The land, 210,000 acres, was originally part of Macomb's Purchase. It was purchased by La Compagnie de New York. "Castorland" is a literal translation of the old Indian name of the area, Couch-sach-ra-ga.
Castorland was located in the northwestern part of the State of New York, between the Black River, and the forty-fourth degree of latitude (in the region where the towns of Wilna, Castorland, Carthage, Great Bend, Black River and Watertown are situated today).
Due to many reverses, including harsh winters, poor planning, loss of livestock and funds, the colony was dissolved in 1814. Many of the original settlers from the Castorland colony returned to Europe or moved to larger communities.
|1829 New York map (Wilna is the red dot)|
About Wilna, New York
According to 1850 through 1870 US Federal census records Gabriel lived in Wilna, New York.
Gabriel lived in the northeastern corner of Wilna in an area known as Natural Bridge, and is just west of the renown adirondacks mountains. His homestead fronted the Indian River which gave him canoe access to vast wilderness areas during the first half of the 19th century.
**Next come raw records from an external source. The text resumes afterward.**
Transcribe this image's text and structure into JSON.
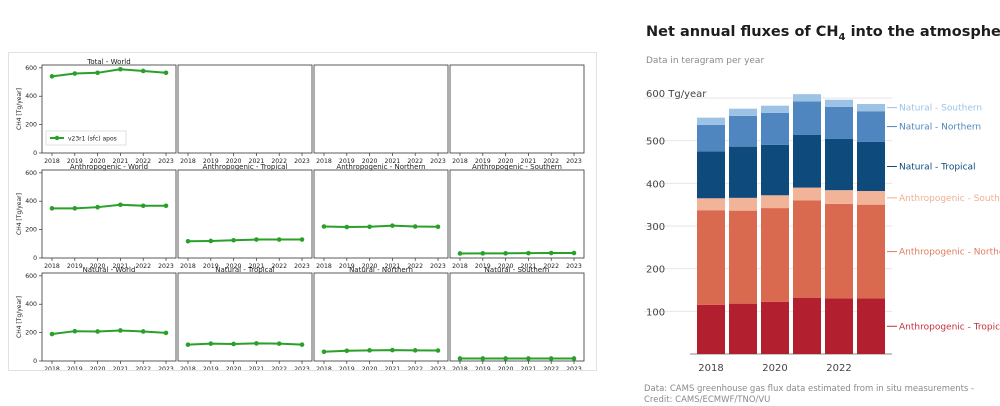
{
  "left": {
    "ylabel": "CH4 [Tg/year]",
    "legend_label": "v23r1 (sfc) apos",
    "line_color": "#2aa02a",
    "years": [
      "2018",
      "2019",
      "2020",
      "2021",
      "2022",
      "2023"
    ],
    "yticks": [
      "0",
      "200",
      "400",
      "600"
    ]
  },
  "chart_data": [
    {
      "type": "line",
      "layout": "3x4 small multiples",
      "x": [
        2018,
        2019,
        2020,
        2021,
        2022,
        2023
      ],
      "ylim": [
        0,
        620
      ],
      "panels": [
        {
          "title": "Total - World",
          "values": [
            540,
            560,
            565,
            590,
            578,
            565
          ]
        },
        {
          "title": "",
          "values": []
        },
        {
          "title": "",
          "values": []
        },
        {
          "title": "",
          "values": []
        },
        {
          "title": "Anthropogenic - World",
          "values": [
            350,
            350,
            358,
            375,
            368,
            368
          ]
        },
        {
          "title": "Anthropogenic - Tropical",
          "values": [
            118,
            120,
            125,
            130,
            130,
            130
          ]
        },
        {
          "title": "Anthropogenic - Northern",
          "values": [
            222,
            218,
            220,
            228,
            222,
            220
          ]
        },
        {
          "title": "Anthropogenic - Southern",
          "values": [
            32,
            33,
            33,
            34,
            35,
            35
          ]
        },
        {
          "title": "Natural - World",
          "values": [
            190,
            210,
            208,
            215,
            208,
            198
          ]
        },
        {
          "title": "Natural - Tropical",
          "values": [
            115,
            122,
            120,
            124,
            122,
            115
          ]
        },
        {
          "title": "Natural - Northern",
          "values": [
            65,
            72,
            75,
            77,
            75,
            74
          ]
        },
        {
          "title": "Natural - Southern",
          "values": [
            18,
            18,
            18,
            18,
            18,
            18
          ]
        }
      ]
    },
    {
      "type": "bar",
      "stacked": true,
      "title_main": "Net annual fluxes of CH",
      "title_sub": "4",
      "title_end": " into the atmosphere",
      "subtitle": "Data in teragram per year",
      "y_unit_label": "600 Tg/year",
      "yticks": [
        "100",
        "200",
        "300",
        "400",
        "500"
      ],
      "xticks": [
        "2018",
        "2020",
        "2022"
      ],
      "ylim": [
        0,
        620
      ],
      "categories": [
        "2018",
        "2019",
        "2020",
        "2021",
        "2022",
        "2023"
      ],
      "series": [
        {
          "name": "Anthropogenic - Tropical",
          "color": "#b21f2e",
          "label_color": "#c0303c",
          "values": [
            115,
            118,
            122,
            132,
            130,
            130
          ]
        },
        {
          "name": "Anthropogenic - Northern",
          "color": "#d9694f",
          "label_color": "#e07a5f",
          "values": [
            222,
            218,
            220,
            228,
            222,
            220
          ]
        },
        {
          "name": "Anthropogenic - Southern",
          "color": "#f2b499",
          "label_color": "#f0b090",
          "values": [
            28,
            30,
            30,
            30,
            32,
            32
          ]
        },
        {
          "name": "Natural - Tropical",
          "color": "#0e4a7c",
          "label_color": "#0e4a7c",
          "values": [
            110,
            120,
            118,
            124,
            120,
            115
          ]
        },
        {
          "name": "Natural - Northern",
          "color": "#4f86bf",
          "label_color": "#4f86bf",
          "values": [
            62,
            72,
            75,
            78,
            75,
            72
          ]
        },
        {
          "name": "Natural - Southern",
          "color": "#9cc3e6",
          "label_color": "#9cc3e6",
          "values": [
            17,
            17,
            17,
            17,
            17,
            17
          ]
        }
      ],
      "source": "Data: CAMS greenhouse gas flux data estimated from in situ measurements - Credit: CAMS/ECMWF/TNO/VU"
    }
  ]
}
About Gabriel Pinsonneau (1803–1877), 3rd great-grandfather, born 3 MAR 1803 in La Prairie, Quebec; died 16 DEC 1877 in Wilna, Jefferson Co., NY.
He went by the name Gilbert Passino after moving to the USA.
His father: Gabriel Pinsonneau (1770–1807)
His mother: Marie Vielle (1773–1808)
Spouse: Marie Emélie Meunier dit Lagassé (1808–1883)
|Gabriel's home in 1864 is the red dot|
i. Nelson Francis Pinsonneau b. 1821 Canada, d. 1897
ii. Justine Pinsonneau b. 1827 Canada, d. 1827
iii. Moses David Pinsonneau b. 1827 Canada, d. 1895
iv. Flavie Pinsonneau b. 1834 Canada, d. 1908
v. Lucy Pinsonneau b. 1836 New York, d. 1917
vi. Laura Pinsonneau b. 1840 New York, d. 1915
vii. Mary Jane Pinsonneau b. 1841 New York, d. 1917
viii. George Gilbert Pierce (Pinsonneau) b. 1853 New York, d. 1913
The record of Gilbert's life is so thin my question may never be answered, but my guess is that he had both the means and opportunity to trade furs for a little extra income.